Hiçbir çatışma olmamış! Üstelik de bütün
bunlar 3,5 dakikada olmuş!
”Bu öyküyü yazanlar çizenler, televizyonlarda heyecanla
anlatanlar, acaba herkesi, Aziz Nesin'in sözünü ettiği
şu ’Yüzde 70’ten mi sanıyorlar?..
”Bu ev dağın başında değil ki,
Dıhok'un ortasında. Sağı solu evlerle
dolu. Üstelik de Vejin, en azından PKK'dan gelecek bir
saldırıya karşı burayı koruyor.
”Ya hayatı dağlarda geçen Sakık, kendini
korumayı hiç düşünmemiş mi? Ya KDP?. Türk medyası
daha ilk günden, gidip onu almak için timlerin harekete geçtiğini
dünya aleme duyururken, o, Sakık'ı korumak için
hiçbir tedbir almamış mı?.
”Hangi açıdan alsanız, kaçırma hikayesi gülünç
düşüyor!
”Düzenin medyası kitlelere moral şurubu şırınga
etmek için dilediği yalanı uydurabilir. Bu gayet
normal! Bu olayın, bizim merak ettiğimiz bir yanı
şu: Bu işte Sakık'ın da onayı var
mı yok mu? Sakık gönüllü mü gitti gönülsüz mü? İki
ihtimal var: Birincisi, Sakık KDP ile TC arasındaki
"dostça" bir pazarlıkta harcandı. İkincisi
ise, bu pazarlıktan onun da haberi vardı ve bu senaryo
daha KDP'ye sığınmadan önce yazıldı!
Yani herkesin onurunu kurtaracak ve Türk tarafına büyük
bir kahramanlık hikayesi sağlayacak bir çözüm...”
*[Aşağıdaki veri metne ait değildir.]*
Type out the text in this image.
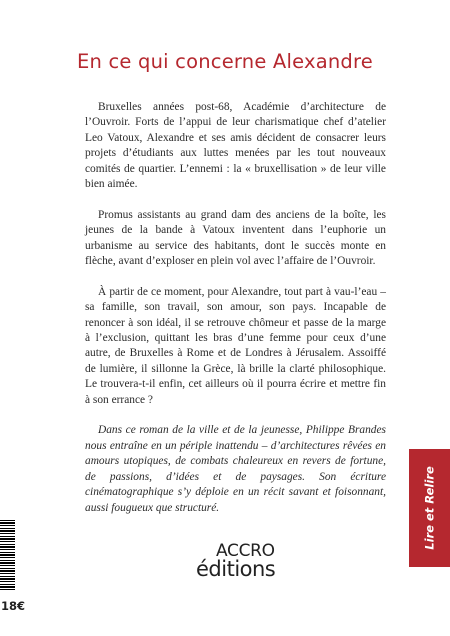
En ce qui concerne Alexandre

Bruxelles années post-68, Académie d’architecture de l’Ouvroir. Forts de l’appui de leur charismatique chef d’atelier Leo Vatoux, Alexandre et ses amis décident de consacrer leurs projets d’étudiants aux luttes menées par les tout nouveaux comités de quartier. L’ennemi : la « bruxellisation » de leur ville bien aimée.

Promus assistants au grand dam des anciens de la boîte, les jeunes de la bande à Vatoux inventent dans l’euphorie un urbanisme au service des habitants, dont le succès monte en flèche, avant d’exploser en plein vol avec l’affaire de l’Ouvroir.

À partir de ce moment, pour Alexandre, tout part à vau-l’eau – sa famille, son travail, son amour, son pays. Incapable de renoncer à son idéal, il se retrouve chômeur et passe de la marge à l’exclusion, quittant les bras d’une femme pour ceux d’une autre, de Bruxelles à Rome et de Londres à Jérusalem. Assoiffé de lumière, il sillonne la Grèce, là brille la clarté philosophique. Le trouvera-t-il enfin, cet ailleurs où il pourra écrire et mettre fin à son errance ?

Dans ce roman de la ville et de la jeunesse, Philippe Brandes nous entraîne en un périple inattendu – d’architectures rêvées en amours utopiques, de combats chaleureux en revers de fortune, de passions, d’idées et de paysages. Son écriture cinématographique s’y déploie en un récit savant et foisonnant, aussi fougueux que structuré.	Lire et Relire
ACCRO
éditions
18€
(Hêvi, 18 Nisan 1998, sayı 73).
Şemdin Sakık’ın yakalanmasına ilişkin
öykü, kendi ağzından ve şu günlerde basında
yer alıyor. Şemdin’in kaldığı eve
gelen KDP Dıhok temsilcisi, ”Mesut Barzani Erbil’de ve
seninle görüşmek istiyor,” diyerek onu ve kardeşini
bir araçla yola çıkarmış. Yolda ovalık
bir yerde, ”motorun hava yaptığı” bahanesiyle
durmuşlar ve o anda yanlarına gelip duran bir başka
araçtan inen beş kişi silah tehditiyle onu ve kardeşini
alıp, iğneyle de uyuşturup yarım saat
kadar ötede kendilerini bekleyen bir Türk helikopterine bindirmişler…
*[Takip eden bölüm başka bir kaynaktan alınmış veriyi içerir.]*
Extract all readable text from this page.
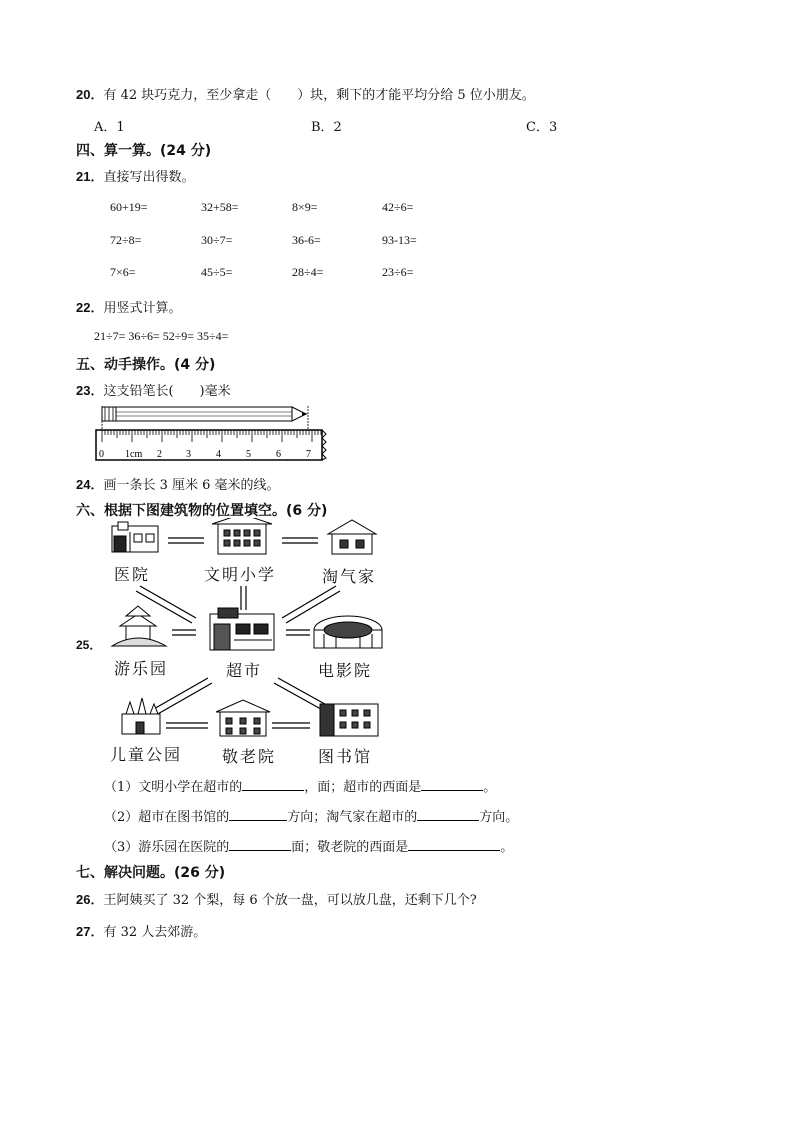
20．有 42 块巧克力，至少拿走（　　）块，剩下的才能平均分给 5 位小朋友。
A．1	B．2	C．3
四、算一算。(24 分)
21．直接写出得数。
60+19=	32+58=	8×9=	42÷6=
72÷8=	30÷7=	36-6=	93-13=
7×6=	45÷5=	28÷4=	23÷6=
22．用竖式计算。
21÷7= 36÷6= 52÷9= 35÷4=
五、动手操作。(4 分)
23．这支铅笔长(　　)毫米
0 1cm 2 3	4	5	6	7
24．画一条长 3 厘米 6 毫米的线。
六、根据下图建筑物的位置填空。(6 分)
25．
医院	文明小学	淘气家
游乐园	超市	电影院
儿童公园 敬老院	图书馆
（1）文明小学在超市的	，面；超市的西面是	。
（2）超市在图书馆的	方向；淘气家在超市的	方向。
（3）游乐园在医院的	面；敬老院的西面是	。
七、解决问题。(26 分)
26．王阿姨买了 32 个梨，每 6 个放一盘，可以放几盘，还剩下几个?
27．有 32 人去郊游。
Şemdin kaçırma olayını böyle anlatıyor
ve bu ekibi yöneten kişinin de ”Yeşil” kod adlı
JİTEM elemanı Mahmut Yıldırım olduğunu
söylüyor.
Şemdin’in dedikleri eğer doğruysa, bu kaçırma
olayı üzerine Türk medyasınca o tarihte ve günler
boyu servis edilenlerin gerçekten balon olduğu anlaşılıyor.
Ortada kahramanca ve ”eşi görülmemiş” operasyon
filan yok. Bu da, Öcalan olayında olduğu gibi, bir
paketlenip teslim edilme olayı..
Elbet, gerek andıç olayı, gerekse bu yakalama
destanı, ”münferit vaka” değiller; bunlar, bu ülkede
sıkça karşılaştığımız,
halkı yalanla yönlendirmeye yönelik yüzlerce olaydan
sadece ikisi. Bu, sistemin yönetme tarzı.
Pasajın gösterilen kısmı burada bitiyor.